This method creates a temporary view, which has a lifetime of the Spark application. If a view with the same name already exists, then an exception is thrown.
df.createGlobalTempView(‘Brainwaves’)
df2 = spark.sql(‘SELECT Session.POWReading.AF3[0].THETA FROM Brainwaves’)
Notice that the argument following FROM is the name of the view created in the previous line of code.
CREATEORREPLACEGLOBALTEMPVIEW()
This method does the same as the previous method, but if the view already exists, it will not be re‐created. Instead, the data in the current view will be replaced (i.e., overwritten) by the new data. This avoids the invocation of an exception if it already exists.
df.createOrReplaceGlobalTempView(‘Brainwaves’)
df2 = df.filter(Session.POWReading.Counter> 5)
df2.createOrReplaceGlobalTempView(‘Brainwaves’)
df3 = spark.sql(‘SELECT Session.POWReading.AF3[0].THETA FROM Brainwaves’)
This code snippet calls the createOrReplaceGlobalTempView() method twice: once to initialize the view and then again after the data is filtered using the filter() method. Finally, the data you wanted is extracted using SQL syntax.
When an object has application scope, it means anyone who has access to that application has access to that object. Multiple users can have access to an object with application scope. An object with session scope is accessible only to the user who instantiated that object.
CREATETEMPVIEW()
This method creates a view that has a lifespan of the Spark session. If the name of the view already exists, an exception is thrown.
df.createTempView(‘Brainwaves’)
df2 = spark.sql(‘SELECT Session.POWReading.AF3[0].THETA FROM Brainwaves’)
CREATEORREPLACETEMPVIEW()
You can probably guess how this one differs from the previous. This method does the same as the previous method, but if the view already exists, then it will not be created; it will instead be replaced. This avoids the invocation of an exception if it already exists.
df.createOrReplaceTempView(‘Brainwaves’)
df2 = df.filter(Session.POWReading.Counter> 5)
df2.createOrReplaceTempView(‘Brainwaves’)
df3 = spark.sql(‘SELECT Session.POWReading.AF3[0].THETA FROM Brainwaves’)
PySpark Functions
In addition to what you just read regarding the methods associated to a DataFrame, there are many built‐in PySpark functions. These functions are useful for manipulation of data outside of the DataFrame context. There are numerous functions; a summary of the most common is provided here. You’ll find official PySpark documentation at https://spark.apache.org along with complete language documentation.
EXPLODE()
There was a section about this method earlier, “Explode Arrays.” Review that section if you don’t remember specifically what this method does. I’m covering it here again because you might be asked about it on the exam. The important thing to note is that this method parses an array and places each component in the array into its own column. Recall how to use explode():
dfe = df.select(‘Session.Scenario’, explode(‘Session.POWReading.AF3’))

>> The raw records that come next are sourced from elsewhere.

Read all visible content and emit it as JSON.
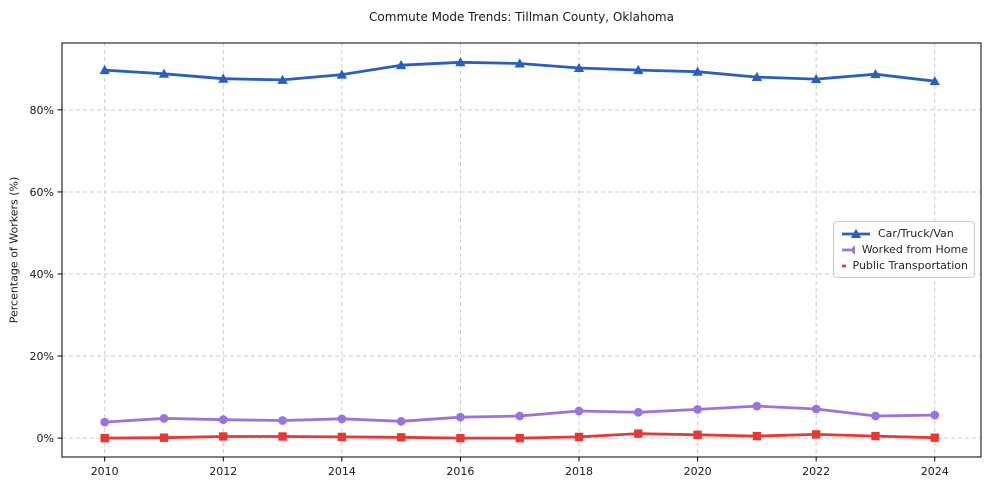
{
  "figure": {
    "title": "Commute Mode Trends: Tillman County, Oklahoma"
  },
  "chart_data": {
    "type": "line",
    "title": "Commute Mode Trends: Tillman County, Oklahoma",
    "xlabel": "",
    "ylabel": "Percentage of Workers (%)",
    "x": [
      2010,
      2011,
      2012,
      2013,
      2014,
      2015,
      2016,
      2017,
      2018,
      2019,
      2020,
      2021,
      2022,
      2023,
      2024
    ],
    "series": [
      {
        "name": "Car/Truck/Van",
        "color": "#2a5fbf",
        "marker": "triangle",
        "values": [
          89.7,
          88.8,
          87.6,
          87.3,
          88.6,
          90.9,
          91.6,
          91.3,
          90.2,
          89.7,
          89.3,
          88.0,
          87.5,
          88.7,
          87.0
        ]
      },
      {
        "name": "Worked from Home",
        "color": "#9c73dc",
        "marker": "circle",
        "values": [
          3.9,
          4.8,
          4.5,
          4.3,
          4.7,
          4.1,
          5.1,
          5.4,
          6.6,
          6.3,
          7.0,
          7.8,
          7.1,
          5.4,
          5.6
        ]
      },
      {
        "name": "Public Transportation",
        "color": "#e53935",
        "marker": "square",
        "values": [
          0.0,
          0.1,
          0.4,
          0.4,
          0.3,
          0.2,
          0.0,
          0.0,
          0.3,
          1.1,
          0.8,
          0.5,
          0.9,
          0.5,
          0.1
        ]
      }
    ],
    "x_ticks": [
      2010,
      2012,
      2014,
      2016,
      2018,
      2020,
      2022,
      2024
    ],
    "y_ticks": [
      0,
      20,
      40,
      60,
      80
    ],
    "y_tick_suffix": "%",
    "xlim": [
      2009.28,
      2024.78
    ],
    "ylim": [
      -4.6,
      96.3
    ],
    "grid": true,
    "legend_position": "right-center",
    "colors": {
      "grid": "#cccccc",
      "spine": "#000000",
      "tick_text": "#1a1a1a"
    }
  }
}
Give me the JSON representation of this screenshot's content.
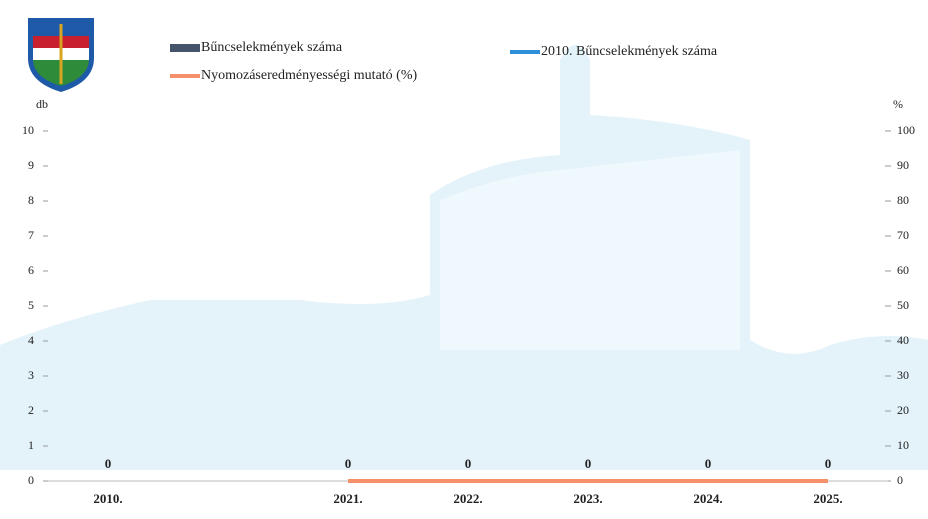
{
  "chart_data": {
    "type": "bar",
    "categories": [
      "2010.",
      null,
      "2021.",
      "2022.",
      "2023.",
      "2024.",
      "2025."
    ],
    "series": [
      {
        "name": "Bűncselekmények száma",
        "type": "bar",
        "color": "#44546a",
        "values": [
          0,
          null,
          0,
          0,
          0,
          0,
          0
        ]
      },
      {
        "name": "2010. Bűncselekmények száma",
        "type": "line",
        "color": "#2e8fd8",
        "values": [
          null,
          null,
          0,
          0,
          0,
          0,
          0
        ]
      },
      {
        "name": "Nyomozáseredményességi mutató (%)",
        "type": "line",
        "axis": "y2",
        "color": "#f4906a",
        "values": [
          null,
          null,
          0,
          0,
          0,
          0,
          0
        ]
      }
    ],
    "y_label": "db",
    "y2_label": "%",
    "ylim": [
      0,
      10
    ],
    "yticks": [
      0,
      1,
      2,
      3,
      4,
      5,
      6,
      7,
      8,
      9,
      10
    ],
    "y2lim": [
      0,
      100
    ],
    "y2ticks": [
      0,
      10,
      20,
      30,
      40,
      50,
      60,
      70,
      80,
      90,
      100
    ]
  }
}
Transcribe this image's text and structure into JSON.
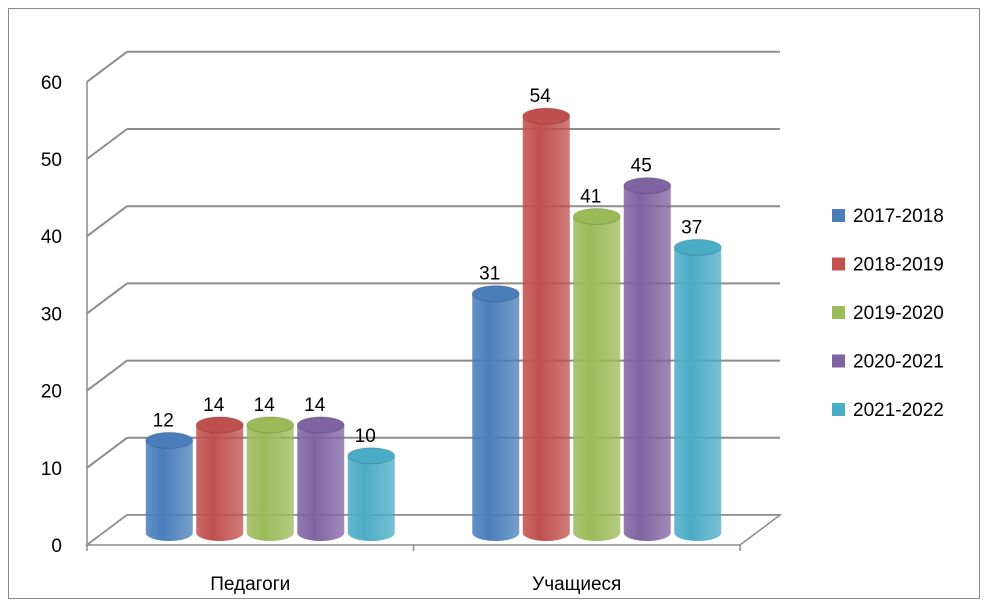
{
  "chart_data": {
    "type": "bar",
    "categories": [
      "Педагоги",
      "Учащиеся"
    ],
    "series": [
      {
        "name": "2017-2018",
        "values": [
          12,
          31
        ],
        "color": "#4a7ebb"
      },
      {
        "name": "2018-2019",
        "values": [
          14,
          54
        ],
        "color": "#c0504d"
      },
      {
        "name": "2019-2020",
        "values": [
          14,
          41
        ],
        "color": "#9bbb59"
      },
      {
        "name": "2020-2021",
        "values": [
          14,
          45
        ],
        "color": "#8064a2"
      },
      {
        "name": "2021-2022",
        "values": [
          10,
          37
        ],
        "color": "#4bacc6"
      }
    ],
    "ylim": [
      0,
      60
    ],
    "yticks": [
      0,
      10,
      20,
      30,
      40,
      50,
      60
    ],
    "grid": true,
    "legend_position": "right",
    "data_labels": true
  }
}
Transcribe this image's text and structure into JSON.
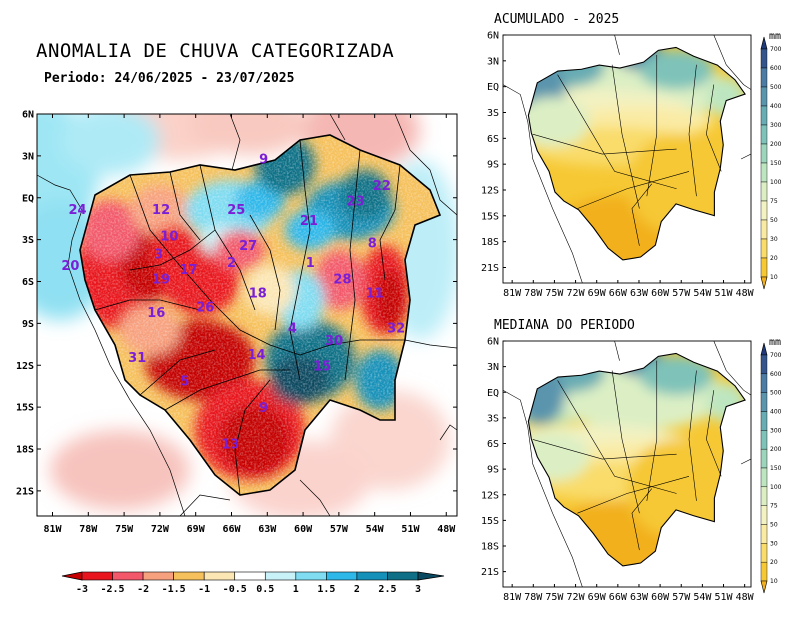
{
  "main_map": {
    "title": "ANOMALIA DE CHUVA CATEGORIZADA",
    "period": "Periodo: 24/06/2025 - 23/07/2025",
    "lat_ticks": [
      "6N",
      "3N",
      "EQ",
      "3S",
      "6S",
      "9S",
      "12S",
      "15S",
      "18S",
      "21S"
    ],
    "lon_ticks": [
      "81W",
      "78W",
      "75W",
      "72W",
      "69W",
      "66W",
      "63W",
      "60W",
      "57W",
      "54W",
      "51W",
      "48W"
    ],
    "basin_labels": [
      {
        "text": "24",
        "lon": -78.9,
        "lat": -0.8
      },
      {
        "text": "12",
        "lon": -71.9,
        "lat": -0.8
      },
      {
        "text": "25",
        "lon": -65.6,
        "lat": -0.8
      },
      {
        "text": "9",
        "lon": -63.3,
        "lat": 2.8
      },
      {
        "text": "21",
        "lon": -59.5,
        "lat": -1.6
      },
      {
        "text": "23",
        "lon": -55.6,
        "lat": -0.2
      },
      {
        "text": "22",
        "lon": -53.4,
        "lat": 0.9
      },
      {
        "text": "10",
        "lon": -71.2,
        "lat": -2.7
      },
      {
        "text": "27",
        "lon": -64.6,
        "lat": -3.4
      },
      {
        "text": "8",
        "lon": -54.2,
        "lat": -3.2
      },
      {
        "text": "20",
        "lon": -79.5,
        "lat": -4.8
      },
      {
        "text": "3",
        "lon": -72.1,
        "lat": -4.0
      },
      {
        "text": "17",
        "lon": -69.6,
        "lat": -5.1
      },
      {
        "text": "2",
        "lon": -66.0,
        "lat": -4.6
      },
      {
        "text": "1",
        "lon": -59.4,
        "lat": -4.6
      },
      {
        "text": "19",
        "lon": -71.9,
        "lat": -5.8
      },
      {
        "text": "28",
        "lon": -56.7,
        "lat": -5.8
      },
      {
        "text": "11",
        "lon": -54.0,
        "lat": -6.8
      },
      {
        "text": "18",
        "lon": -63.8,
        "lat": -6.8
      },
      {
        "text": "16",
        "lon": -72.3,
        "lat": -8.2
      },
      {
        "text": "26",
        "lon": -68.2,
        "lat": -7.8
      },
      {
        "text": "4",
        "lon": -60.9,
        "lat": -9.3
      },
      {
        "text": "32",
        "lon": -52.2,
        "lat": -9.3
      },
      {
        "text": "30",
        "lon": -57.4,
        "lat": -10.2
      },
      {
        "text": "14",
        "lon": -63.9,
        "lat": -11.2
      },
      {
        "text": "31",
        "lon": -73.9,
        "lat": -11.4
      },
      {
        "text": "15",
        "lon": -58.4,
        "lat": -12.0
      },
      {
        "text": "5",
        "lon": -69.9,
        "lat": -13.1
      },
      {
        "text": "9",
        "lon": -63.3,
        "lat": -15.0
      },
      {
        "text": "13",
        "lon": -66.1,
        "lat": -17.6
      }
    ],
    "colorbar": {
      "labels": [
        "-3",
        "-2.5",
        "-2",
        "-1.5",
        "-1",
        "-0.5",
        "0.5",
        "1",
        "1.5",
        "2",
        "2.5",
        "3"
      ],
      "colors": [
        "#c40000",
        "#e8141e",
        "#f2586a",
        "#f7a07e",
        "#f6c15c",
        "#fbe6b4",
        "#ffffff",
        "#c8f1f8",
        "#7fdcf1",
        "#2eb8ea",
        "#1590b8",
        "#0f6f86",
        "#0a4a60"
      ]
    }
  },
  "acc_map": {
    "title": "ACUMULADO - 2025",
    "lat_ticks": [
      "6N",
      "3N",
      "EQ",
      "3S",
      "6S",
      "9S",
      "12S",
      "15S",
      "18S",
      "21S"
    ],
    "lon_ticks": [
      "81W",
      "78W",
      "75W",
      "72W",
      "69W",
      "66W",
      "63W",
      "60W",
      "57W",
      "54W",
      "51W",
      "48W"
    ],
    "colorbar": {
      "unit": "mm",
      "labels": [
        "10",
        "20",
        "30",
        "50",
        "75",
        "100",
        "150",
        "200",
        "300",
        "400",
        "500",
        "600",
        "700"
      ],
      "colors": [
        "#f2b01e",
        "#f6c834",
        "#f9dc6a",
        "#faeba4",
        "#f3f2c2",
        "#dcefc4",
        "#bde6c0",
        "#9cd5bc",
        "#7ec2b9",
        "#68acb4",
        "#5a94ad",
        "#4c7ba3",
        "#34568c",
        "#1e3a7a"
      ]
    }
  },
  "med_map": {
    "title": "MEDIANA DO PERIODO",
    "lat_ticks": [
      "6N",
      "3N",
      "EQ",
      "3S",
      "6S",
      "9S",
      "12S",
      "15S",
      "18S",
      "21S"
    ],
    "lon_ticks": [
      "81W",
      "78W",
      "75W",
      "72W",
      "69W",
      "66W",
      "63W",
      "60W",
      "57W",
      "54W",
      "51W",
      "48W"
    ],
    "colorbar": {
      "unit": "mm",
      "labels": [
        "10",
        "20",
        "30",
        "50",
        "75",
        "100",
        "150",
        "200",
        "300",
        "400",
        "500",
        "600",
        "700"
      ],
      "colors": [
        "#f2b01e",
        "#f6c834",
        "#f9dc6a",
        "#faeba4",
        "#f3f2c2",
        "#dcefc4",
        "#bde6c0",
        "#9cd5bc",
        "#7ec2b9",
        "#68acb4",
        "#5a94ad",
        "#4c7ba3",
        "#34568c",
        "#1e3a7a"
      ]
    }
  }
}
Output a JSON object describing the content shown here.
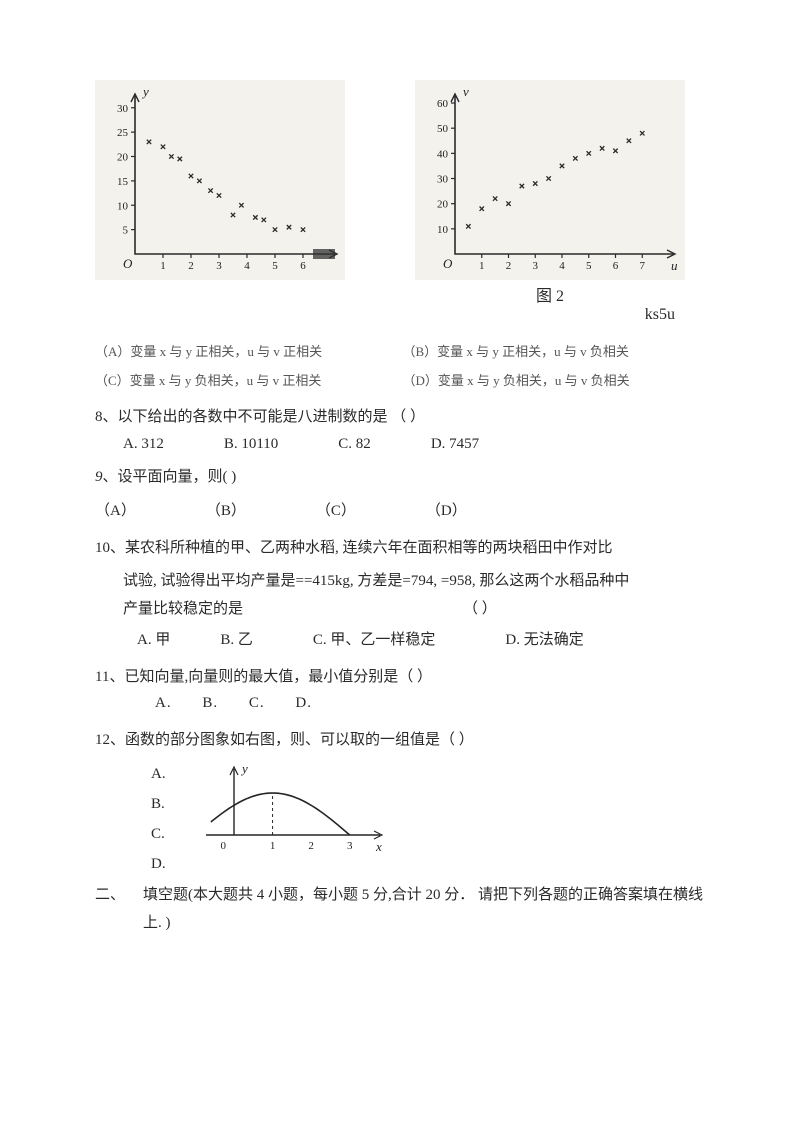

This code snippet is from the previous example, which results in the frequency values of an AF3 electrode to be placed into individual columns.
SUBSTRING()
It is common to find yourself working with strings when coding. One scenario involves getting a specific part of the string. It is useful for parsing out a date, for example.
data = [(1, ‘2021-07-30’), (2, ‘2021-07-31’)]
columns = [‘id’, ‘session_date’]
df = spark.createDataFrame(data, columns)
df.withColumn(‘year’, substring(‘session_date’, 1, 4) \
.withColumn(‘month’, substring(‘session_date’, 6, 2) \
.withColumn(‘day’, substring(‘session_date’, 9, 2)
df.show()
+—-+————–+——+——-+—–+
| id | session_date | year | month | day |
+—-+————–+——+——-+—–+
| 1 | 2021-07-30 | 2021 | 07 | 30 |
| 2 | 2021-07-31 | 2021 | 07 | 31 |
+—-+————–+——+——-+—–+
Notice that the substring() method is not preceded with a df., which illustrates that this method is not part of the DataFrame; rather it’s part of the PySpark programming language. Notice the withColumn() method and recall from the previous section where it states that this method is used for renaming columns. It is also useful for adding columns. The following example uses the select() method with the substring() method. The result is the same.
df.select(‘session_date’, substring(‘session_date’, 1, 4).alias(‘year’), \
substring(‘session_date’, 6, 2).alias(‘month’), \
substring(‘session_date’, 9, 2).alias(‘day’))
Instead of using the withColumn() method to add the column, the alias() method is used.